Orthoptist Pelin has worked at the Eye and Ear for five years, building her career path within a multidisciplinary team of specialists. We spoke with Pelin to find out more about her role as an orthoptist, some of the greatest rewards and challenges involved in the profession, and some advice she might have for aspiring orthoptists in 2022.
Orthoptics Awareness Week (OAW) highlights Orthoptists across Australia, helping to promote the profession and celebrate the hard work orthoptists do. What does this week mean to you?
Orthoptics Awareness Week (OAW) is a fantastic week that recognises the amazing work that orthoptists do. Our profession began in diagnosing and treating misalignment of the eyes called strabismus.
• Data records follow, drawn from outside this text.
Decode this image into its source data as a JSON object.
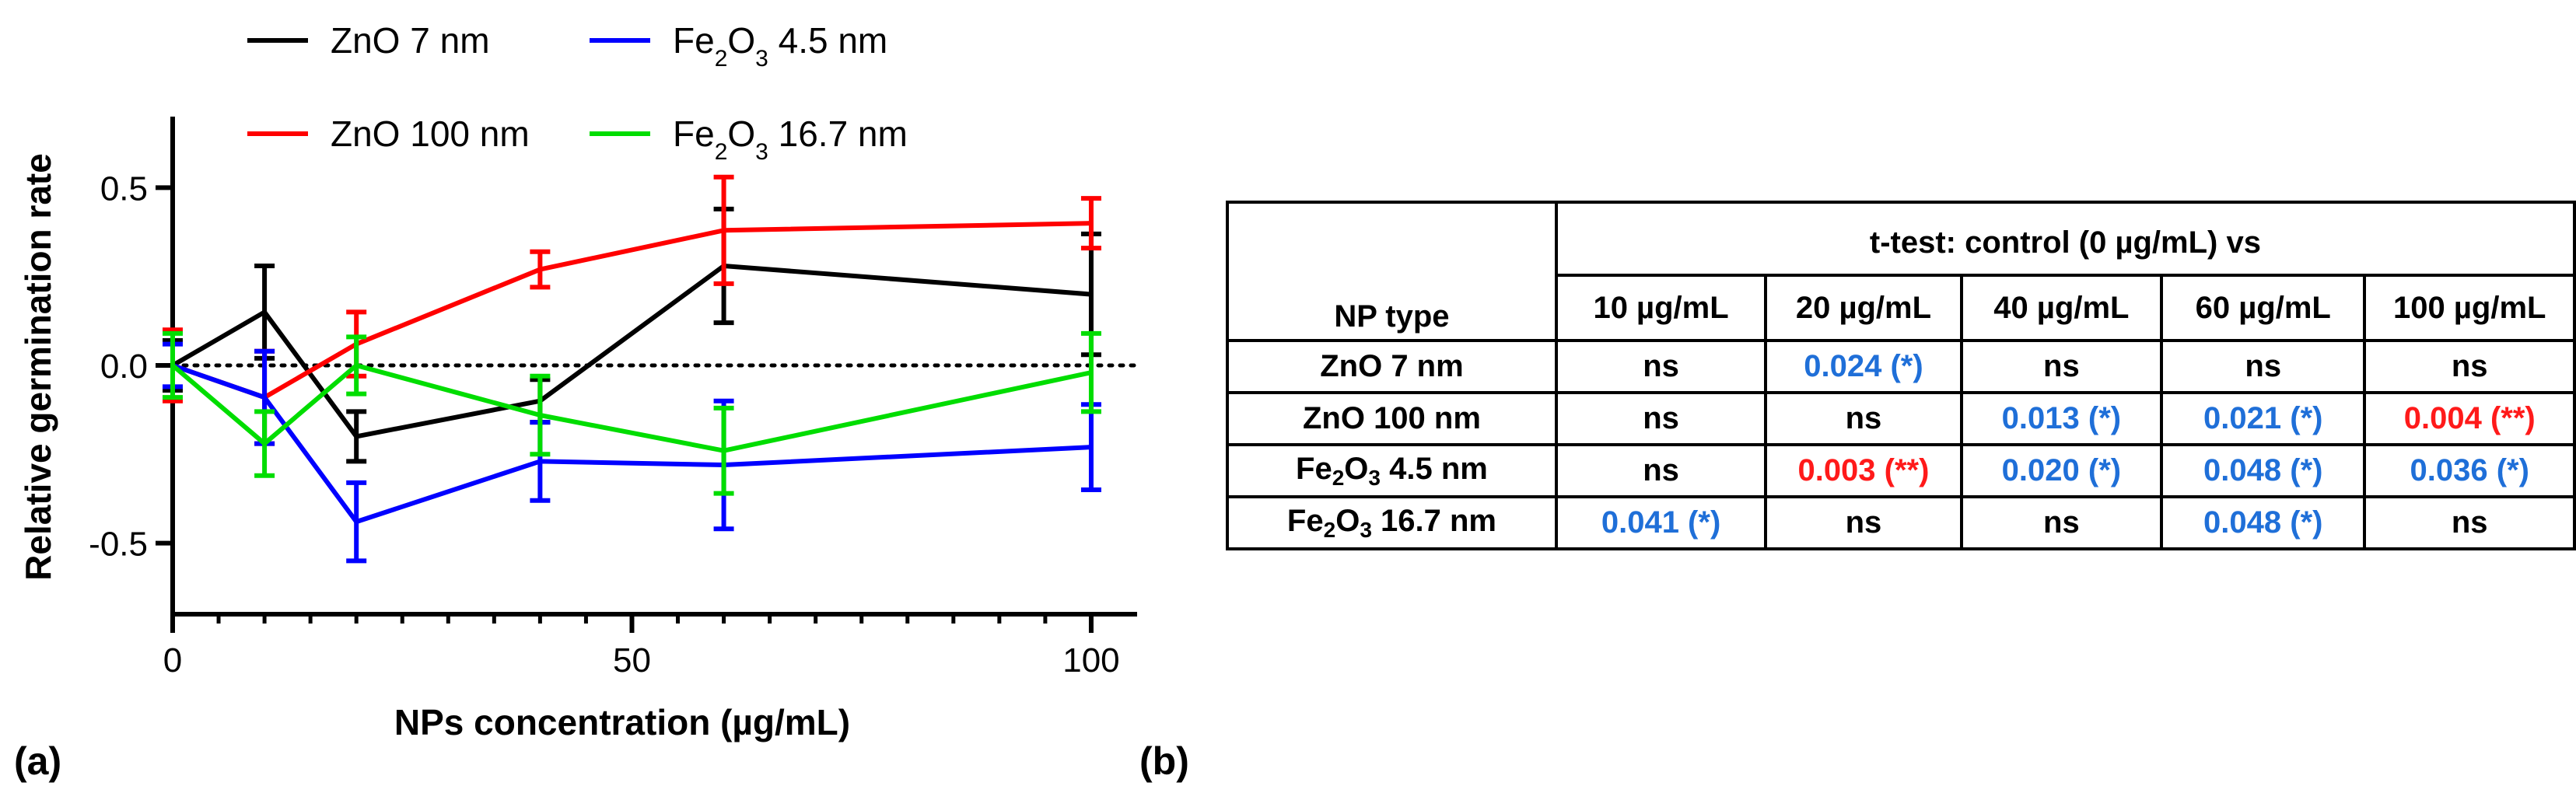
{
  "panel_a_label": "(a)",
  "panel_b_label": "(b)",
  "chart_data": {
    "type": "line",
    "title": "",
    "xlabel": "NPs concentration (µg/mL)",
    "ylabel": "Relative germination rate",
    "xlim": [
      0,
      105
    ],
    "ylim": [
      -0.7,
      0.7
    ],
    "xticks": [
      0,
      50,
      100
    ],
    "xtick_labels": [
      "0",
      "50",
      "100"
    ],
    "yticks": [
      -0.5,
      0.0,
      0.5
    ],
    "ytick_labels": [
      "-0.5",
      "0.0",
      "0.5"
    ],
    "reference_line": 0,
    "x": [
      0,
      10,
      20,
      40,
      60,
      100
    ],
    "series": [
      {
        "name": "ZnO 7 nm",
        "legend_parts": [
          "ZnO 7 nm"
        ],
        "color": "#000000",
        "values": [
          0.0,
          0.15,
          -0.2,
          -0.1,
          0.28,
          0.2
        ],
        "errors": [
          0.07,
          0.13,
          0.07,
          0.06,
          0.16,
          0.17
        ]
      },
      {
        "name": "ZnO 100 nm",
        "legend_parts": [
          "ZnO 100 nm"
        ],
        "color": "#ff0000",
        "values": [
          0.0,
          -0.09,
          0.06,
          0.27,
          0.38,
          0.4
        ],
        "errors": [
          0.1,
          0.13,
          0.09,
          0.05,
          0.15,
          0.07
        ]
      },
      {
        "name": "Fe2O3 4.5 nm",
        "legend_parts": [
          "Fe",
          "2",
          "O",
          "3",
          " 4.5 nm"
        ],
        "color": "#0000ff",
        "values": [
          0.0,
          -0.09,
          -0.44,
          -0.27,
          -0.28,
          -0.23
        ],
        "errors": [
          0.06,
          0.13,
          0.11,
          0.11,
          0.18,
          0.12
        ]
      },
      {
        "name": "Fe2O3 16.7 nm",
        "legend_parts": [
          "Fe",
          "2",
          "O",
          "3",
          " 16.7 nm"
        ],
        "color": "#00dd00",
        "values": [
          0.0,
          -0.22,
          0.0,
          -0.14,
          -0.24,
          -0.02
        ],
        "errors": [
          0.09,
          0.09,
          0.08,
          0.11,
          0.12,
          0.11
        ]
      }
    ]
  },
  "table": {
    "header_title": "t-test: control (0 µg/mL) vs",
    "np_type_header": "NP type",
    "columns": [
      "10 µg/mL",
      "20 µg/mL",
      "40 µg/mL",
      "60 µg/mL",
      "100 µg/mL"
    ],
    "rows": [
      {
        "label": "ZnO 7 nm",
        "label_parts": [
          "ZnO 7 nm"
        ],
        "cells": [
          {
            "text": "ns",
            "color": "ns"
          },
          {
            "text": "0.024 (*)",
            "color": "blue"
          },
          {
            "text": "ns",
            "color": "ns"
          },
          {
            "text": "ns",
            "color": "ns"
          },
          {
            "text": "ns",
            "color": "ns"
          }
        ]
      },
      {
        "label": "ZnO 100 nm",
        "label_parts": [
          "ZnO 100 nm"
        ],
        "cells": [
          {
            "text": "ns",
            "color": "ns"
          },
          {
            "text": "ns",
            "color": "ns"
          },
          {
            "text": "0.013 (*)",
            "color": "blue"
          },
          {
            "text": "0.021 (*)",
            "color": "blue"
          },
          {
            "text": "0.004 (**)",
            "color": "red"
          }
        ]
      },
      {
        "label": "Fe2O3 4.5 nm",
        "label_parts": [
          "Fe",
          "2",
          "O",
          "3",
          " 4.5 nm"
        ],
        "cells": [
          {
            "text": "ns",
            "color": "ns"
          },
          {
            "text": "0.003 (**)",
            "color": "red"
          },
          {
            "text": "0.020 (*)",
            "color": "blue"
          },
          {
            "text": "0.048 (*)",
            "color": "blue"
          },
          {
            "text": "0.036 (*)",
            "color": "blue"
          }
        ]
      },
      {
        "label": "Fe2O3 16.7 nm",
        "label_parts": [
          "Fe",
          "2",
          "O",
          "3",
          " 16.7 nm"
        ],
        "cells": [
          {
            "text": "0.041 (*)",
            "color": "blue"
          },
          {
            "text": "ns",
            "color": "ns"
          },
          {
            "text": "ns",
            "color": "ns"
          },
          {
            "text": "0.048 (*)",
            "color": "blue"
          },
          {
            "text": "ns",
            "color": "ns"
          }
        ]
      }
    ]
  }
}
The profession has evolved a lot over the years and we have developed expertise in a range of eye conditions.
Can you outline some of the best things about being an orthoptist?
I think for many of us it’s the satisfaction that comes with building rapport with our patients and helping them on their journey to preserve or regain sight. It is also a very rewarding experience when you see patients come in post-treatment and witness how much their vision has improved.
Can you outline some of the biggest challenges that come with being an orthoptist?
It can be quite challenging to tell a patient they won’t get their vision back or that it won’t be as good as it was before, but it’s important that we do this with empathy and provide ongoing support.
Sometimes we have patients who don’t follow their treatment plan and it’s important that we educate these patients and encourage compliance, or identify why they are struggling to do so. For example, they may experience difficulty self-administering eye drops in which case we can propose alternatives.
How would you describe your experience working as an orthoptist at the Eye and Ear?
I feel very privileged to work here at the Eye and Ear hospital within a multidisciplinary team. We get to work alongside clerks, nurses, medical photographers and doctors. Everyone supports each other and plays an integral role in ensuring the patients have a memorable journey and receive the best care possible.
This year’s OAW theme is ‘Where can orthoptics take you?’ Where has orthoptics taken you?
Many orthoptists undergo further training and study throughout their career to gain a wider knowledge base. This enables them to perform much more specialist, advanced or extended roles. You get to meet many inspiring individuals along the way who you learn so much from.
We have an orthoptic-led cataract clinic here at the Eye and Ear and I am very excited to be working in this area soon.
Last December Pelin was presented with the Allied Health Award at the Eye and Ear 2021 Annual General Meeting (AGM).